Under the law, your payments cannot begin until you have been disabled for at least five full months (and your disability is expected to have a duration of at least 12 months, or result in death). Usually, payments begin with your sixth month of disability, and you’ll receive “back pay” for the previous five months. [If an attorney helped you prepare your application or appeal your denial, their SSA-approved fee will come out of that “back pay” — not out of your own pocket.]
When will you start receiving your benefits?
That depends on when your state’s Disability Determination Services (DDS) department determines your disability actually began. For example…
If, based on information you or your doctor provided, the DDS decides your disability “officially” began on, say, January 15, then your first monthly disability benefit would be paid for the month of July. Why so much later?
Because, initially, there’s a five-month delay, during which time the benefits accumulate as “back pay.” Then benefits are paid in the month following the month for which they are due. So your July benefit would be paid in August…your August benefit would be paid in September…and so on.
Or, for example, if your disability began on, say, June 10, then your first disability benefit would be paid for the month of December, and you would receive it the following month—in January.

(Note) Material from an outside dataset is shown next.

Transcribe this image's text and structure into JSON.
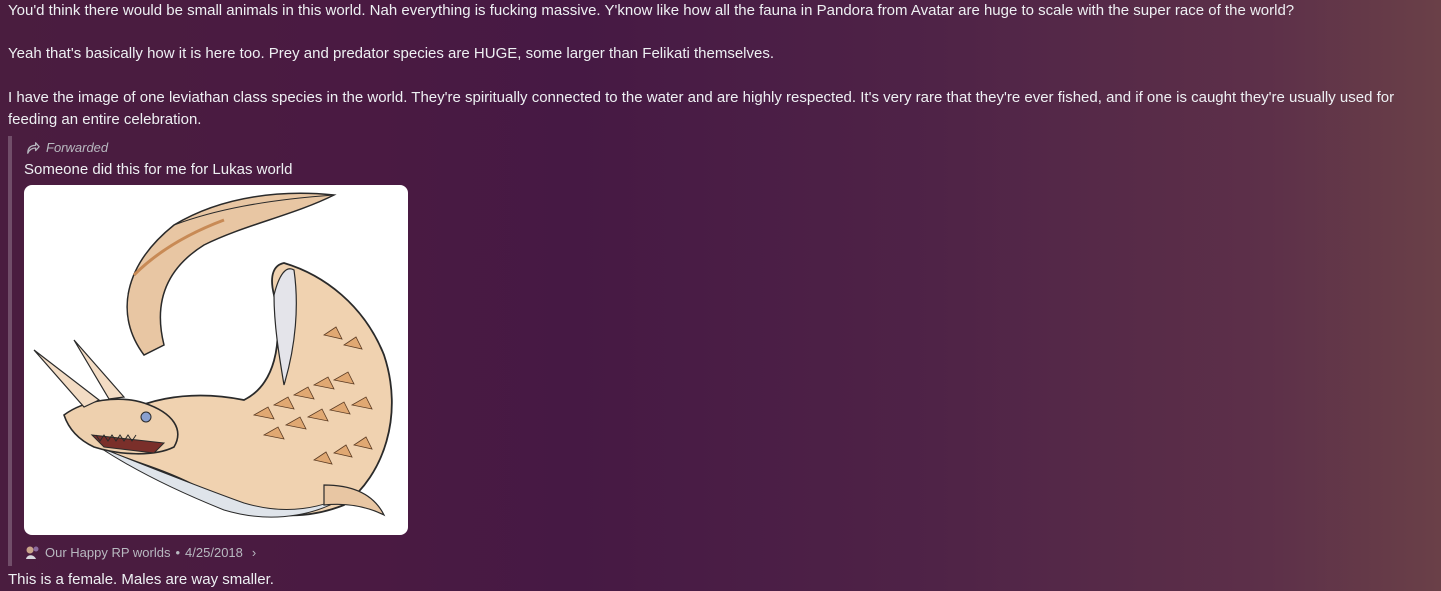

Note: If your family members are eligible for benefits based on your work, they would receive a separate Award Notice. If you are awarded benefits but you believe that the benefit amount is not correct (too low) you’ll need to contact the SSA in writing within 60 days to appeal the amount.
On what day of the month will you be paid?
That usually depends on the day of the month you were born on, if the payment is based on your Social Security work record. In 2016, the SSA is scheduled to pay SSD benefits on the second Wednesday of the month if your birth date is from the 1st to the 10th…on the third Wednesday if it’s from the 11th to the 20th…and on the fourth Wednesday if it’s from the 21st to the 31st.
But if you receive benefits as a spouse, the payment date will be determined by your spouse’s birth date. If the payment date falls on a Saturday, Sunday or national holiday, expect to be paid on the preceding weekday.
How will you receive your benefit payments?
For decades, the SSA mailed benefit checks to recipients once a month, at a gigantic cost for check printing, envelopes and postage. But countless benefit checks were stolen from mailboxes or in other ways before the intended recipients ever saw them, and there were additional expenses and delays for investigations and for issuing duplicate checks. But that changed in 2011.
Now, the SSA gives recipients a choice of 3 more secure options, and the funds are available the same day they’re deposited:
- Electronic payments: You can receive your monthly payments via direct deposit right into your checking or savings account at your bank, savings & loan, or credit union.
- Direct Express® debit card. Each month, the SSA will deposit funds electronically into your Direct Express account (available on request) and you can use your card (it’s free) as you would any debit card, to pay for purchases or withdraw money from ATMs. (There may be ATM fees.)
- Electronic Transfer Account (ETA). This is a low-cost (to you) account you can set up at any participating, federally-insured bank, S&L or credit union. It was designed for recipients who don’t have, or don’t qualify for, a regular checking or savings account. [Your benefits are protected, under federal law, from attachments or garnishments by creditors to satisfy any obligations you may owe, except for child support or alimony obligations.]
When you’re approved for SSD benefits, you’ll need to tell the SSA which of these 3 options you prefer, since (with rare exceptions) they are no longer mailing out benefit checks.